Summary of the PaLM model from Google
PaLM: Scaling Language Modeling with Pathways
[2204.02311] PaLM: Scaling Language Modeling with Pathways (arxiv.org)
The paper “PaLM: Scaling Language Modeling with Pathways” introduces the Pathways Language Model (PaLM), a 540-billion parameter, dense decoder-only Transformer model. This model was trained with the Pathways system, a system developed by Google Research to orchestrate distributed computation for accelerators, making it possible to efficiently train a single model across multiple TPU v4 Pods. This represents a significant increase in scale compared to most previous large language models (LLMs) that were trained on smaller configurations 12.
The PaLM model demonstrates breakthrough capabilities on numerous difficult tasks, including language understanding and generation, reasoning, and code-related tasks. It was evaluated on 29 widely-used English natural language processing (NLP) tasks, surpassing the few-shot performance of prior large models on 28 out of these 29 tasks. This evaluation spanned tasks like question-answering, cloze and sentence-completion tasks, Winograd-style tasks, in-context reading comprehension tasks, common-sense reasoning tasks, SuperGLUE tasks, and natural language inference tasks 3.

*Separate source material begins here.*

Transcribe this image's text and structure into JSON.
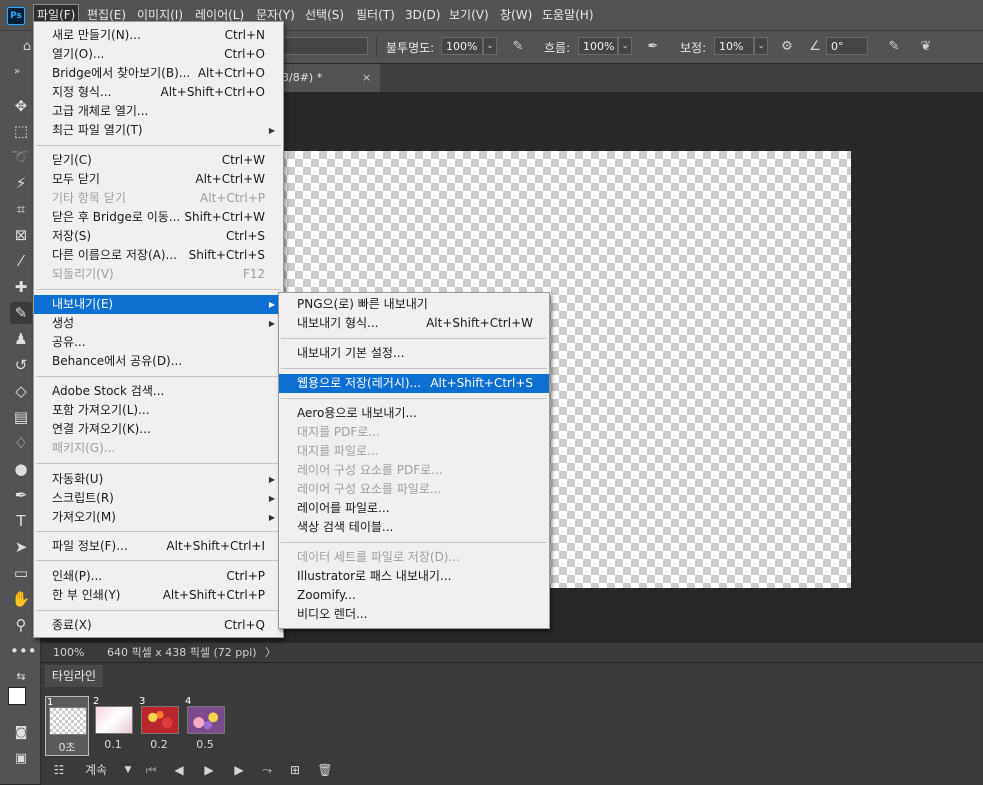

In addition to English NLP tasks, PaLM also showed strong performance on multilingual NLP benchmarks, including translation tasks, despite only 22% of the training corpus being non-English. It also achieved breakthrough performance on the Beyond the Imitation Game Benchmark (BIG-bench), a suite of more than 150 new language modeling tasks. Interestingly, the performance of PaLM as a function of scale follows a log-linear behavior similar to prior models, suggesting that performance improvements from scale have not yet plateaued 4.
By combining model scale with chain-of-thought prompting, PaLM showed breakthrough capabilities on reasoning tasks that require multi-step arithmetic or common-sense reasoning. For example, it solved 58% of the problems in a benchmark of challenging grade school level math questions, outperforming prior top scores achieved by fine-tuning the GPT-3 model with a training set of problems and combining it with an external calculator and verifier. This new score approaches the average of problems solved by 9–12 year olds, the target audience for the question set. It was suspected that separate encoding of digits in the PaLM vocabulary was a contributing factor to these performance improvements 56.
PaLM was also able to generate explicit explanations for scenarios that required a complex combination of multi-step logical inference, world knowledge, and deep language understanding. For instance, it could provide high-quality explanations for novel jokes not found on the web 7.
The training of the PaLM model represented the first large-scale use of the Pathways system to scale training to 6144 chips, the largest TPU-based system configuration used for training to date. The training data included a combination of English and multilingual datasets that featured high-quality web documents, books, Wikipedia, conversations, and GitHub code. Notably, a “lossless” vocabulary was created that preserved all whitespace, split out-of-vocabulary Unicode characters into bytes, and split numbers into individual tokens, one for each digit 8.